Mas certamente elas mesmas me fizeram derramar lágrimas ou gritar muitas vezes um grito mudo que só o espelho ouviu ou refletiu. Quanto a mim eu apenas assisti com os olhos da alma. Acho que o espelho entende a linguagem dos sinais e eu sou dessas pessoas que se apavoram diante de alguém que se comunica com gestos.
Entretida que estava com o reflexo do espelho, assustei-me quando ouvi o café fervendo e se derramando sobre a chama do fogão. Corri a tempo de salvar um pouco do café preto que se esparramava no esmalte bege de meu velho fogão. Limpei a sujeira e terminei o café já reduzido pela metade. Tomei-o em silêncio em frente à televisão.
Troquei-me rapidamente e nem maquiagem fiz. Apenas um creme hidratante e um leve batom quase natural retiraram a palidez de minha pele clara. Desci correndo as escadas enquanto fazia minha oração de entrega a Nossa Senhora. Fazia essa oração sempre assim enquanto descia as escadas. Havia me acostumado. São tantas as coisas que se tornam mecânicas em nossa vida. Mas uma coisa era certa, não começaria bem o dia se não fizesse minha oração à Nossa Senhora enquanto descia as escadas.
Lá fora o mundo me esperava. Mas eu nem pude vê-lo em toda a sua essência. O tempo é curto demais. Mal se tem tempo para compreender nossos ciclos e inquietações.
Sol já ia alto ao céu e eu atrasada como sempre uns dez minutos. Até hoje nunca compreendi meus atrasos se o percurso até meu trabalho não passava de uns cinqüenta metros.
Sentei-me em frente ao computador meu único companheiro de todos os dias e arrastei o dia entre o teclar e os números, únicos seres que ainda brigam com meu cérebro. Já não os admiro como outrora. Perdi minha obsessão sobre eles. Troquei-os pelas letras que me entendem como um psicanalista mudo e me deixam manipulá-las ainda que de forma amadora.
Mas os números fazem parte de minha vida e brigo com eles nove horas diárias e ao final do dia sinto-me uma boxeadora nocauteada pelo cansaço e as cifras que se desenham em cartões de crédito e folhas de cheques espalhadas na esperança de serem cobertas ao final do mês. É... Preciso sobreviver.
Na volta pra casa, quase automaticamente percorro os cinqüenta metros que me separam de meu doce lar. Subo as escadas devagar. No semblante as feições dependem dos acontecimentos do dia. Mas na maioria das vezes o cansaço ali se estampa juntamente com a ansiedade de que o dia de amanhã seja melhor. São tantas as esperas por melhores dias. Mas na rotina que sigo quase involuntariamente, espera-se mais pelo fim do dia; o aconchego do sofá azul que me afaga nessas tardes alquebradas e o calor dos abraços e a umidade dos beijos de meu poeta sonhador.
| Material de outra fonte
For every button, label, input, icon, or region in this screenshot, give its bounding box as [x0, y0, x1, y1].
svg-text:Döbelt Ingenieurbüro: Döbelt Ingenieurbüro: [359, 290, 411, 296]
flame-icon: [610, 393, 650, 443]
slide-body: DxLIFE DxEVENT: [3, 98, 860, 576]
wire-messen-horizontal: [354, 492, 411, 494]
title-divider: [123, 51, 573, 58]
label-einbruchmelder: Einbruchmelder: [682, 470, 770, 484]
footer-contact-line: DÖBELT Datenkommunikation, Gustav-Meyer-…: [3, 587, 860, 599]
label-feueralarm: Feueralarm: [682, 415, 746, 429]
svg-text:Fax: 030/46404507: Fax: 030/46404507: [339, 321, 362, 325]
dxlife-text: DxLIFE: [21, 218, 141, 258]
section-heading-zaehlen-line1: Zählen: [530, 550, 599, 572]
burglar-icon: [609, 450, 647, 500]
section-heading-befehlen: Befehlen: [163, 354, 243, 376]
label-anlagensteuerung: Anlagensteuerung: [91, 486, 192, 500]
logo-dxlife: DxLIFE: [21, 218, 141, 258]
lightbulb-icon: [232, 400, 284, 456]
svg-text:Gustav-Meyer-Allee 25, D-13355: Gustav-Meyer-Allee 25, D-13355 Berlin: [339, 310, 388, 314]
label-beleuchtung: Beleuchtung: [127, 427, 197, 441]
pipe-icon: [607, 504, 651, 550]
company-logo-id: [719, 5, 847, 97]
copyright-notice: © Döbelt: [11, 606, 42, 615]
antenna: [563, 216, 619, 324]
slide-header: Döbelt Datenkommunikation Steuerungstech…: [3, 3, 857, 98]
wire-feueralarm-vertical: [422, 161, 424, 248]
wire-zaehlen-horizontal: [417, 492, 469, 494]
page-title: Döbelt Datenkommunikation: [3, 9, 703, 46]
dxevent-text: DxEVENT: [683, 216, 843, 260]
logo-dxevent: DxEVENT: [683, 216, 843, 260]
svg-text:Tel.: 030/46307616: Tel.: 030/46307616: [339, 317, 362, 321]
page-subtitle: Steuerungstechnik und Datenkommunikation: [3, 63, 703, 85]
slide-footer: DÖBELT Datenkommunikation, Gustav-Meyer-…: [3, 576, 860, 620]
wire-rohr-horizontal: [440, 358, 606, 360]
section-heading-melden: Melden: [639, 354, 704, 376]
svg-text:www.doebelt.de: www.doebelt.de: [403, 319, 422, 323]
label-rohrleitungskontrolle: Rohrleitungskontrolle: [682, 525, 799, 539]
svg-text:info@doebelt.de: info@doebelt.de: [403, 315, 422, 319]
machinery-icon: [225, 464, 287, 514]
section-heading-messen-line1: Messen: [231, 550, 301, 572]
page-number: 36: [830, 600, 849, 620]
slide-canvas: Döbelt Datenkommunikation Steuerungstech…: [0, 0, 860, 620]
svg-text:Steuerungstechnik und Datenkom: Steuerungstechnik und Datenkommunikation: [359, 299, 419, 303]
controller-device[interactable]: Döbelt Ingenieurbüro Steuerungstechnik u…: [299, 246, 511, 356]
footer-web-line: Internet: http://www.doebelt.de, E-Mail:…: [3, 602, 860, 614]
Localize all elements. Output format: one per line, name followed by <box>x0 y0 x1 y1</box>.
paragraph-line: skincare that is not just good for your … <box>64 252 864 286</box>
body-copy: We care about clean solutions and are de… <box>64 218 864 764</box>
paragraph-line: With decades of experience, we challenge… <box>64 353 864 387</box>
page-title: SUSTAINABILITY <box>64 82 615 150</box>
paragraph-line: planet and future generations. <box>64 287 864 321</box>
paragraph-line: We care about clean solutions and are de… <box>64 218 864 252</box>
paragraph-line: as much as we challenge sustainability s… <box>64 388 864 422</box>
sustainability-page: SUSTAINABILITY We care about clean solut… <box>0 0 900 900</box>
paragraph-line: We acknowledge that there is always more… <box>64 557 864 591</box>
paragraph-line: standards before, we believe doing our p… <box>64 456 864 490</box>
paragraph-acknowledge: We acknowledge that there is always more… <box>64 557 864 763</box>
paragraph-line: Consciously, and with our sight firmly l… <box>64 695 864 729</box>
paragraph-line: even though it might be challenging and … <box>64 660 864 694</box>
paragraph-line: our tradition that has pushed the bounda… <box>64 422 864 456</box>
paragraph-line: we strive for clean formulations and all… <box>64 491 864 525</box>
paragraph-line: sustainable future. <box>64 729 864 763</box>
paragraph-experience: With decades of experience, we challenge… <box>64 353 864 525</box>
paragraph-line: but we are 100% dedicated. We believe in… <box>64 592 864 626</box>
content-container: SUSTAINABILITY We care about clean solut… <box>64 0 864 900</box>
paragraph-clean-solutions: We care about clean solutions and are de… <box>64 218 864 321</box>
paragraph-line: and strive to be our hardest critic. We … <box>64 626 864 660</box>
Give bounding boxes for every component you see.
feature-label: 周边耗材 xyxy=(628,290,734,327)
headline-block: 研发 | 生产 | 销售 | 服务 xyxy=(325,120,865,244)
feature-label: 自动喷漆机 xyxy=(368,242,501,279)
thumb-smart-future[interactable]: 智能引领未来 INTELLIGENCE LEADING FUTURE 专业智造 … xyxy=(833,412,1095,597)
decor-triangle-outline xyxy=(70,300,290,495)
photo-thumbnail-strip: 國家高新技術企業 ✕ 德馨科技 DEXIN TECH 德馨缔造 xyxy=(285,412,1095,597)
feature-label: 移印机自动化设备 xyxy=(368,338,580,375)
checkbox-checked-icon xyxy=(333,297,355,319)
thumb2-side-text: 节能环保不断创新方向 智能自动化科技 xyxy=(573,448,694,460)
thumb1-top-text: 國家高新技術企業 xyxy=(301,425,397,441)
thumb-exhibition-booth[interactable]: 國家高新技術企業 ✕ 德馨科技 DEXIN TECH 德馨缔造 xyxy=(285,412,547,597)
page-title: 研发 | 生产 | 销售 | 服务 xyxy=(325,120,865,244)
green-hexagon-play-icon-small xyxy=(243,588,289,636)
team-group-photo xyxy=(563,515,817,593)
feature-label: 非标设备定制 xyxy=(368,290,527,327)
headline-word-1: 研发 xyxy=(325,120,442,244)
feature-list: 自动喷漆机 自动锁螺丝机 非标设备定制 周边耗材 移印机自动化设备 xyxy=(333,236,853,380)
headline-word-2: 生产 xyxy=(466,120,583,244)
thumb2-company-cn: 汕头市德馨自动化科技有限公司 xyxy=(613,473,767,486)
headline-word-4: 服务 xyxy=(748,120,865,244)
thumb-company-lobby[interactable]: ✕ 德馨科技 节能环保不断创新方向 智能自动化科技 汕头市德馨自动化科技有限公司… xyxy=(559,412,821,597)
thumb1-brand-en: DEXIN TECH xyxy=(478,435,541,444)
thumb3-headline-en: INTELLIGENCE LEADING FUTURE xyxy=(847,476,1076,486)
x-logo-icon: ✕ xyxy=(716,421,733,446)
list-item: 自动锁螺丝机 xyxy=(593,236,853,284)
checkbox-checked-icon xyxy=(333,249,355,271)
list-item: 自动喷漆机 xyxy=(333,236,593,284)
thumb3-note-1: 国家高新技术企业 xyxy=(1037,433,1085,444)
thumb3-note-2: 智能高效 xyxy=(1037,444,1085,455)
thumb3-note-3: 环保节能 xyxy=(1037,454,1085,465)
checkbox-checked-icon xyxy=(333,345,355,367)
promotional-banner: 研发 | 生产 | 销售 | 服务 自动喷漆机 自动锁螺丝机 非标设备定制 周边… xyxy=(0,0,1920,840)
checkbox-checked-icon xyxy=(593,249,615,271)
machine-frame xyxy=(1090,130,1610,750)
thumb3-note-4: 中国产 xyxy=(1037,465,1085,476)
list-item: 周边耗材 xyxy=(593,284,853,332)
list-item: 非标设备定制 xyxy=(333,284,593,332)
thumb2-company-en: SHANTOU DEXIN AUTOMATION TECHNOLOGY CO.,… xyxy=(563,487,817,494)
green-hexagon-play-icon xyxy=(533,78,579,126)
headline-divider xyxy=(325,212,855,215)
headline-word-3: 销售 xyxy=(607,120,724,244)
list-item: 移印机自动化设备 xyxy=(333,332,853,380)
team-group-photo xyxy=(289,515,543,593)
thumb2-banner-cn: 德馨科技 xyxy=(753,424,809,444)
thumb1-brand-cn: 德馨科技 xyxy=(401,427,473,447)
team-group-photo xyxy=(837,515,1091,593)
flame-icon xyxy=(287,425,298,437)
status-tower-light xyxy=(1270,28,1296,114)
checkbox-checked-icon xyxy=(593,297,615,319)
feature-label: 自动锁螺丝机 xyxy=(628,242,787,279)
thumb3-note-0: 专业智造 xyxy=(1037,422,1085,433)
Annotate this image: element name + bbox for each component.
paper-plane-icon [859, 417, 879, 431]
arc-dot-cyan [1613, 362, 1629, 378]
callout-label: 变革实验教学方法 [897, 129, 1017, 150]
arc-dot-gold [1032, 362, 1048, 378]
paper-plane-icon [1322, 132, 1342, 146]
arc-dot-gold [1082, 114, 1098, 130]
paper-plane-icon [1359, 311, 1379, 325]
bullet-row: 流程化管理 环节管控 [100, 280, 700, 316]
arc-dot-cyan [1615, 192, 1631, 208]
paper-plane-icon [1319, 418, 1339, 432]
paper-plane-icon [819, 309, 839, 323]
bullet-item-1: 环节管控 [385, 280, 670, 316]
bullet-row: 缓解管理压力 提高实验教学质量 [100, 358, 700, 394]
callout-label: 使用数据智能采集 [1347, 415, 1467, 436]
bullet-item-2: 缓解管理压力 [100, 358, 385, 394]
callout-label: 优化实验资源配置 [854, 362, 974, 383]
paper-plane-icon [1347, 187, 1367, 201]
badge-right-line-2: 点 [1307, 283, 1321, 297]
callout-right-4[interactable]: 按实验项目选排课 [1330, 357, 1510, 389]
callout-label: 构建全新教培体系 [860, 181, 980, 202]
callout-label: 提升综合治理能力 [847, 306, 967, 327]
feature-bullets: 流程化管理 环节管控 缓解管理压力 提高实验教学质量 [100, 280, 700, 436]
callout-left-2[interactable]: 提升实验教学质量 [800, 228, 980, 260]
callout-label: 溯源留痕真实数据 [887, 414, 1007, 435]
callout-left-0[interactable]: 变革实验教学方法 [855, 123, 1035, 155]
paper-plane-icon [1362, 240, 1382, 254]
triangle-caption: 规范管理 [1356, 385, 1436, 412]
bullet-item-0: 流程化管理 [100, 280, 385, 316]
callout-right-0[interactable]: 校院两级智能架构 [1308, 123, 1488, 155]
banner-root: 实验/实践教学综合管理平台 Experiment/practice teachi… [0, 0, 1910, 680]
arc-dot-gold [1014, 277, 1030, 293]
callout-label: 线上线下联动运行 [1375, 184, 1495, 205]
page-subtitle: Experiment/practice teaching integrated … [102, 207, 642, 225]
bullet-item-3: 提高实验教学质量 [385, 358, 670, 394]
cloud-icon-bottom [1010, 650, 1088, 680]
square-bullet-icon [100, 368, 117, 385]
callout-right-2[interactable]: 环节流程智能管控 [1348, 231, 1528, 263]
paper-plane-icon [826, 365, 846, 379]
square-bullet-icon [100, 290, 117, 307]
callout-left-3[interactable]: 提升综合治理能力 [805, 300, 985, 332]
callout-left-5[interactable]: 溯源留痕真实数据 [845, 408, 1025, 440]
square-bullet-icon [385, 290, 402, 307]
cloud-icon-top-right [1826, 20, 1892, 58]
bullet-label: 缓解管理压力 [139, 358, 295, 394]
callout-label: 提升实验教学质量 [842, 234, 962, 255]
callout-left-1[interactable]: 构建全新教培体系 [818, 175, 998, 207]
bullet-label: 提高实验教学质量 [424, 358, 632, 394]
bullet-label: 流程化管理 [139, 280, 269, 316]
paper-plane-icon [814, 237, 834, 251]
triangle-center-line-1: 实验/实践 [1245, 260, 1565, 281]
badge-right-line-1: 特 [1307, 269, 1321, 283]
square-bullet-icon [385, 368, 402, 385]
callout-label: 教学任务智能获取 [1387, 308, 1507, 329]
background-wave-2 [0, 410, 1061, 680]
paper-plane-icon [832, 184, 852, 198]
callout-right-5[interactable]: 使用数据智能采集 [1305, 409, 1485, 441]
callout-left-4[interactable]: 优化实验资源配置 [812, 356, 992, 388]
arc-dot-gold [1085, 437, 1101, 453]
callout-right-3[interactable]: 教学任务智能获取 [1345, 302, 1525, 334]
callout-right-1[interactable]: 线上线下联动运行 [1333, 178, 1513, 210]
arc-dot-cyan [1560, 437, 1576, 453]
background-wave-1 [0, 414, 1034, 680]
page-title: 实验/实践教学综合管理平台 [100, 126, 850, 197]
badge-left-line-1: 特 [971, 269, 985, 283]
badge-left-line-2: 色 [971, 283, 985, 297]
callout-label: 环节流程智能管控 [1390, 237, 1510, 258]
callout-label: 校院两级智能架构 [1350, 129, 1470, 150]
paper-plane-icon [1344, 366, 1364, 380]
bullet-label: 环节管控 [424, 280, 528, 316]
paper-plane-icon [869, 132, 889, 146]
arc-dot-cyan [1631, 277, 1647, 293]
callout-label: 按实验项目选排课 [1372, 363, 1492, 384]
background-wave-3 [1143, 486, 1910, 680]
Acostumei-se a essa vida e apesar dos sonhos serem tão distantes sinto muita paz.
Nem me preocupo em dar uma boa-tarde ao espelho que me refletira de manhã. Ignorei-o. Mas ele me segue mesmo quando lhe dou as costas. Sei que o reflexo de minha imagem estampada ali sempre interpela minha condição de mulher. E a paciência para reflexos nem sempre é a mesma com a qual se iniciou o dia.
Mas ainda assim o olho de esguelha enquanto a água do chuveiro desliza em meu corpo. Talvez agora eu tivesse me dado conta realmente dos quilos a mais. E ainda esta tarde eu extrapolei no pão com manteiga. Mas que importa? Sei que as preocupações que sempre virão queimarão as calorias extras. Só não sei quando e penso que não quero saber. Por enquanto prefiro esta paz que sinto nos últimos dias apesar dessa rotina tão abstrata que faz parte de minha vida. E depois o reflexo do espelho sempre existirá, mesmo que eu não queira. E sempre existirão mantos invisíveis a cobrir rostos. Isso faz parte do mundo da mulher como fazem parte os ciclos e as inquietações.